そして黒髪の彼女は、何か手帳のようなものを取り出したようだ。――それに何かを書いている。
のちほどソンジュさんと会う予定(デートだとか)でも取り付け、それを書いているのだろうか。
「……どっちでもいいんで、あとで連絡してください。てか、どっちにも連絡くれていいですよ~」
「キャハハ、やだヨミコ、まだアンタとの友情は失いたくないんだが!」
「えー。友情なんかねえし。…はいお兄さん」
ビリリ、と手帳の紙を破いて、黒髪の女性はそれをソンジュさんに差し出した。――予定を書いていたわけではないらしい。…二人の?連絡先を書いていたようだ。
「はあ」
ソンジュさんは、それを受け取った。
どうやら知り合いというわけではなく、彼女たちにナンパされていたらしい彼だが、それはちゃっかり受け取るらしい。――と、僕が思ったのもつかの間である。
ソンジュさんはいくらか短くなった黒いタバコを口に咥えると、片手に持っていた何かをポケットにしまい、…そしてその紙を、――ビリリ、と真っ二つに割いて破った。

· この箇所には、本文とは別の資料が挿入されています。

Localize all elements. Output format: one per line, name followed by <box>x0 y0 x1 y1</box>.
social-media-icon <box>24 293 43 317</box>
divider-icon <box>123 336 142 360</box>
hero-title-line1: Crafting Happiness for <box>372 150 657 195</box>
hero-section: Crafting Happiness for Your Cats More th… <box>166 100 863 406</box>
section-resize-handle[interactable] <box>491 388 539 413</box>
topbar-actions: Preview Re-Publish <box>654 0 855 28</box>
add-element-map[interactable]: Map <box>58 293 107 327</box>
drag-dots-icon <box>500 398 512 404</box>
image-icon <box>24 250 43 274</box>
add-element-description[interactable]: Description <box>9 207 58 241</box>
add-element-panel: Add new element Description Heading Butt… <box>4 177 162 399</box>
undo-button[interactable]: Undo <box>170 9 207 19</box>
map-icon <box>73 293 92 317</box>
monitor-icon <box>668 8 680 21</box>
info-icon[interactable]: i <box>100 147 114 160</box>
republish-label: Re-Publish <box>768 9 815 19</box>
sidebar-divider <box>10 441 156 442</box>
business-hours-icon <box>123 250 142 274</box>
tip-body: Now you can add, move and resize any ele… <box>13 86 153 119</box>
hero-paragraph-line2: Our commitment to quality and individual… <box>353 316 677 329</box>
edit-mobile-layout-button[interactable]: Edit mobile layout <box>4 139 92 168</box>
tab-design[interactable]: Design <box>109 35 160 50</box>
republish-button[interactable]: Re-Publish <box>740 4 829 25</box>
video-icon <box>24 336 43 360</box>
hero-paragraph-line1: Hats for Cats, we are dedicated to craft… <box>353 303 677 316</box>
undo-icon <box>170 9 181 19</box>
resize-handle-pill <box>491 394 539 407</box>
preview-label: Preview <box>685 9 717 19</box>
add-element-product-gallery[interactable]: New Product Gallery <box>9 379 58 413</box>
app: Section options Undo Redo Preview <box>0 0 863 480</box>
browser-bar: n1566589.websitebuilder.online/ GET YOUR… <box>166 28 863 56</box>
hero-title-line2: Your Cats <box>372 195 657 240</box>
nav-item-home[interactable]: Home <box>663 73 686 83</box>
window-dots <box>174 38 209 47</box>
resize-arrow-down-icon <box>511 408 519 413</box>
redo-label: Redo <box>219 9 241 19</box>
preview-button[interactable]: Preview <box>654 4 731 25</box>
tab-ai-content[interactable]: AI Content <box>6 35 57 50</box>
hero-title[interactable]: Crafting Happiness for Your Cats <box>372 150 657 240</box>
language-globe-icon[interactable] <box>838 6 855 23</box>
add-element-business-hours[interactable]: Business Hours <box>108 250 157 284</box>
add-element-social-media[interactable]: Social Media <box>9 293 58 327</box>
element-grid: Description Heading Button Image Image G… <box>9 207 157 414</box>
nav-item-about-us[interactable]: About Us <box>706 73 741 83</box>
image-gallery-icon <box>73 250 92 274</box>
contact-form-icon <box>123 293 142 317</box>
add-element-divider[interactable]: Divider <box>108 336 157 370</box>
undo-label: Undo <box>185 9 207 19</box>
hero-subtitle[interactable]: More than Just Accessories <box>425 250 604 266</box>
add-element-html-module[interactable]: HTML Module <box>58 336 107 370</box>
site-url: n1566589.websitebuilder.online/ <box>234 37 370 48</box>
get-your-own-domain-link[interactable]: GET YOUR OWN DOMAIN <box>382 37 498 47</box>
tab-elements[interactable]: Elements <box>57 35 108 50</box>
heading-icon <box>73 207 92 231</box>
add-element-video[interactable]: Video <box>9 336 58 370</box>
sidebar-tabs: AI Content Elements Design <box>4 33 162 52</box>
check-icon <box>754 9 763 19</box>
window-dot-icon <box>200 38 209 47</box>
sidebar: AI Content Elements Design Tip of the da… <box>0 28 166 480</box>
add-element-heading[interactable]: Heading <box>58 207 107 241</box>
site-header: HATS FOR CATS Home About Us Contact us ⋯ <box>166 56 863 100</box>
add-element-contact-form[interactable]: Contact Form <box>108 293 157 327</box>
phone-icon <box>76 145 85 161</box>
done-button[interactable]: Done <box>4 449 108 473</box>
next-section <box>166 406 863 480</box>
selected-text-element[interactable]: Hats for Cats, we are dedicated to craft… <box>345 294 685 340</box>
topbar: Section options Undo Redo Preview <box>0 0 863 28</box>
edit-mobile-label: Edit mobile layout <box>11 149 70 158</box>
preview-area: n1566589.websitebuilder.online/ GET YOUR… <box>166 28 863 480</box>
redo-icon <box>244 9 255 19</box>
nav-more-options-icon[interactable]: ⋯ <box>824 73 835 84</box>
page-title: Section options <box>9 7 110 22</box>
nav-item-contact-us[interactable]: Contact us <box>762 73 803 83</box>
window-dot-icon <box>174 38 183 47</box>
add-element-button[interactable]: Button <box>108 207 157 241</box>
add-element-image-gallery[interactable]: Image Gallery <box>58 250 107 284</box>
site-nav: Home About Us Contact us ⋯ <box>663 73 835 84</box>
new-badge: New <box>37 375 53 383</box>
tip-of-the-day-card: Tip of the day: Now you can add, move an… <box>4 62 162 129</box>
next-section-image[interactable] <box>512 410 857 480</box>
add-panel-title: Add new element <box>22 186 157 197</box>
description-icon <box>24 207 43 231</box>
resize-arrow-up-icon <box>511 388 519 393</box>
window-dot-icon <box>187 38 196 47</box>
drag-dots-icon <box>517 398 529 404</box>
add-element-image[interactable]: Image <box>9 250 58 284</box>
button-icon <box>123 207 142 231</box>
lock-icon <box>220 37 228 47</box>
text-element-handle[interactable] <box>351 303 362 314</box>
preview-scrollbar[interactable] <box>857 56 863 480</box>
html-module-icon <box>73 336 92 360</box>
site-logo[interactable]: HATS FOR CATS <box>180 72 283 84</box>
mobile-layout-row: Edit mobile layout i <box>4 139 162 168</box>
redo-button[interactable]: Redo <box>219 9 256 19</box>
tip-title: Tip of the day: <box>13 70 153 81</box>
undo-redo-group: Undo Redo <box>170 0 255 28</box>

それどころかビリビリと小さく千切って――ふぁ、とそれを、空中に撒いた。
「…………」
「…………」
「…………」
僕、女性二人――その三人が呆然としている。
ソンジュさんはその白い紙吹雪のなか、唇に挟んでいたタバコを人差し指と親指でつまんで離すと、下のほうへふーっと紫煙を吐き出す。
「…資源の無駄です。一枚0.何円とはいえ、限りある資源はもっと大切になさったほうがよろしいかと。」
ソンジュさんはそこでまたポケットから取り出した何か――それはどうやら、手のひらサイズのバッグ型の携帯灰皿である。…彼はそれの中に黒いタバコを押し込み、それの火を消しては、スポーツカーの艷やかな赤い扉を拳で、コンコン、と叩く。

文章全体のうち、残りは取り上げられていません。